Pharmacokinetic After Intrathecal Administration
Plasma concentrations of chloroprocaine and 2-chloro-4-aminobenzoic acid (ACBA) after intrathecal administration of 50 mg dose of CLOROTEKAL® are reported in Table 3.
Table 3 – PK Variables: Plasma Concentrations (ng/mL) of chloroprocaine and ACBA
Analyte | chloroprocaine | ACBA |
Dose group | 50 mg | 50 mg |
N=15 | N=15 | |
Pre-dose (0) | BLQL | BLQL |
5 min post-dose | BLQL | 24.9±20.3 |
10 min post-dose | BLQL | 75.8±67.6 |
30 min post-dose | BLQL | 97.6±61.7 |
60 min post-dose | BLQL | 78.4±48.4 |
Mean ± SD is shown; BLQL: below the quantification limit (4.0 ng/mL) |
Specific Populations
Renal Impairment
Chloroprocaine is known to be substantially excreted by the kidney [see WARNINGS AND PRECAUTIONS and Use In Specific Populations].
Clinical Studies
Study 1
A Phase 2 single-center, prospective, randomized, observer-blind study evaluated the efficacy and the tolerability of chloroprocaine 30, 40, and 50 mg after spinal injection in 45 patients (27 males and 18 females) undergoing short duration (< 40 minutes) lower limb surgery. The mean age was 41 years (range 19 to 63).
Efficacy was determined by proportion of patients who were able to complete the surgical procedure without the need for supplementary intravenous analgesic or sedation drugs.
Efficacy Results
Neither rescue anesthesia nor rescue analgesia was required for subjects randomized to chloroprocaine 50 mg. Three subjects in the 30 mg dose group and three subjects in the 40 mg dose group required intraoperative rescue medications. Duration data such as time from injection to surgery end, etc., for the chloroprocaine 50 mgadministered subjects follow:
Table 4 – Duration Data for Chloroprocaine 50 mg Subjects in Minutes (N = 15)
Mean | Median | Minimum | Maximum | |
Time from injection to surgery start | 22 | 20 | 11 | 42 |
Time from injection to surgery end | 41 | 40 | 24 | 60 |
Time from injection to resolution of motor block | 100 | 104 | 56 | 146 |
Time from surgery start to surgery finish | 20 | 20 | 5 | 40 |
The maximum surgical duration in the 50 mg dose group was 40 minutes and 93% (14 of 15) of the 50 mg dose group had surgical procedures ≤ 30 minutes.
Study 2
A Phase 3, multicenter, prospective, randomized, observer-blind study evaluated the safety and the efficacy of 50 mg of chloroprocaine 10 mg/mL in intrathecal anesthesia versus 10 mg of bupivacaine 0.5%, in 130 patients (69 males and 61 females) undergoing short duration (< 40 minutes) low abdominal surgery (gynecological or urological) and lower limb surgery that required T10 metameric level of sensory block and identical anesthesia procedures.

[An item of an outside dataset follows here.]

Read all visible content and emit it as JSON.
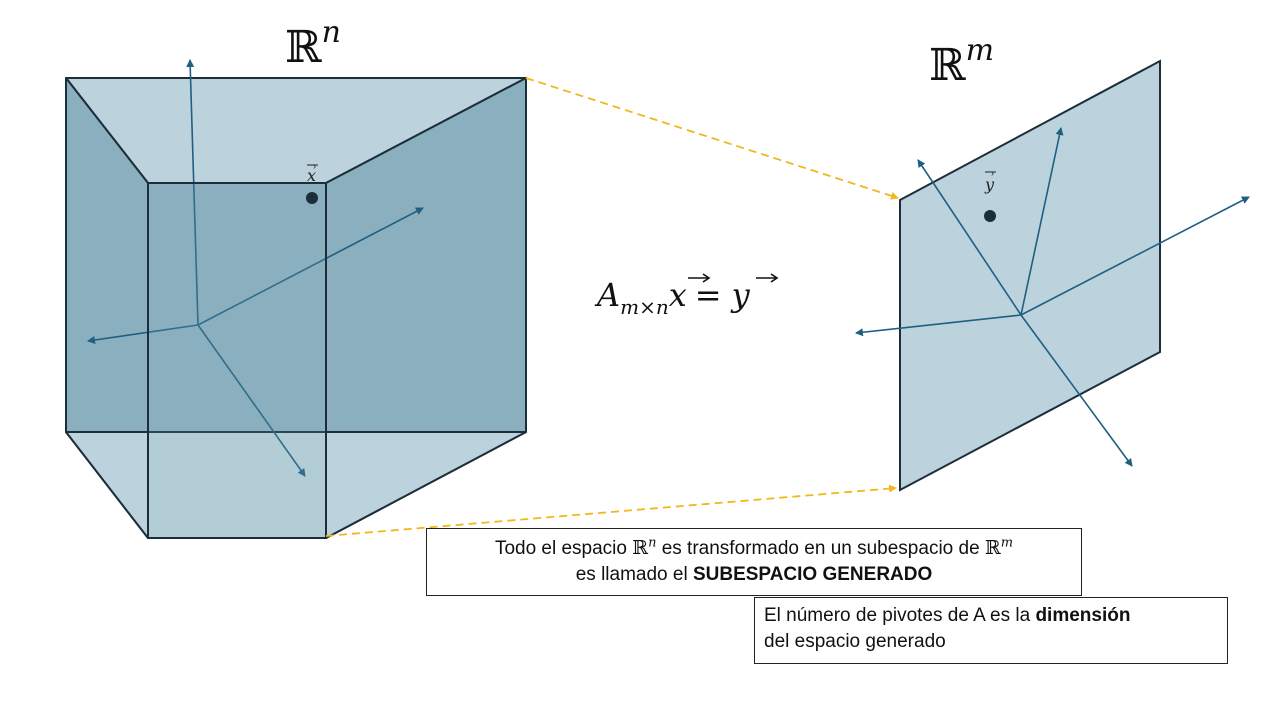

The mean age was 45 years (range 18 to 78) in the chloroprocaine group and 51 years (range 20 to 79) in the bupivacaine group. Each patient received a single dose of anesthetic (50 mg of chloroprocaine or 10 mg of bupivacaine) according to the randomization plan. Sixty-six subjects were randomized to the chloroprocaine group. Sixty-four subjects were randomized to the bupivacaine group.

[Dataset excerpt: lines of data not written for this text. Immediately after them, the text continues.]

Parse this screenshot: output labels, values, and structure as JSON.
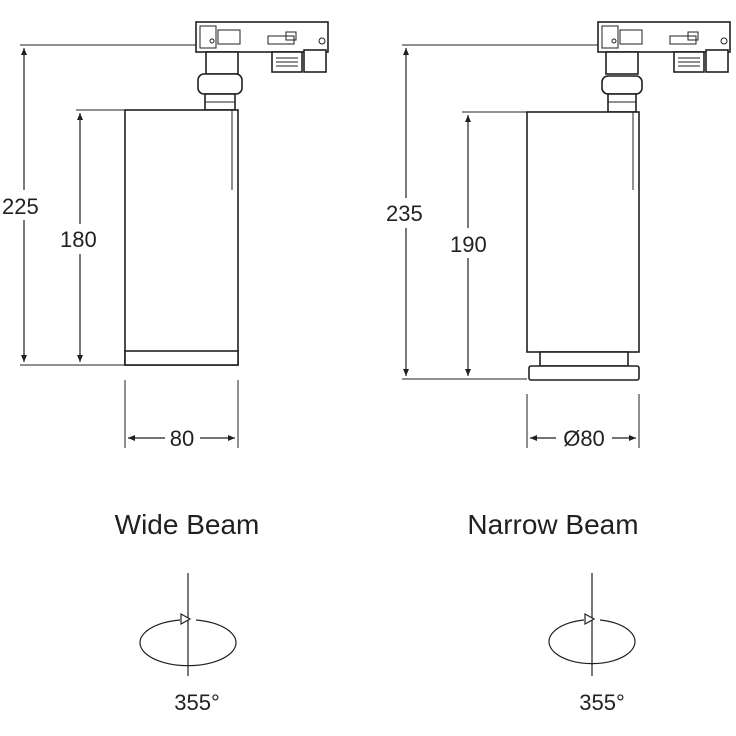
{
  "wide": {
    "caption": "Wide Beam",
    "overall_height": "225",
    "body_height": "180",
    "width": "80",
    "rotation": "355°"
  },
  "narrow": {
    "caption": "Narrow Beam",
    "overall_height": "235",
    "body_height": "190",
    "width": "Ø80",
    "rotation": "355°"
  },
  "colors": {
    "line": "#231f20",
    "background": "#ffffff"
  }
}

Efficacy was determined by proportion of patients who were able to complete the surgical procedure without the need for rescue intravenous analgesic or sedation drugs.
Efficacy Results
Six of 66 subjects (9%) in the chloroprocaine group required rescue compared to 6 of 64 (9%) in the bupivacaine group. Duration data such as time from injection to surgery end, etc., for the chloroprocaine-administered subjects follow:
Table 5 – Duration Data in Minutes (N = 66)
Mean | Median | Minimum | Maximum | |
Time from injection to surgery start | 16 | 15 | 3 | 42 |
Time from injection to surgery end | 39 | 34 | 9 | 90 |
Time from injection to resolution of motor block | 101 | 100 | 40 | 194 |
Time from surgery start to surgery finish | 23 | 20 | 3 | 78 |
Only two subjects had surgical procedures lasting over 60 minutes, and both required intraoperative rescue medications.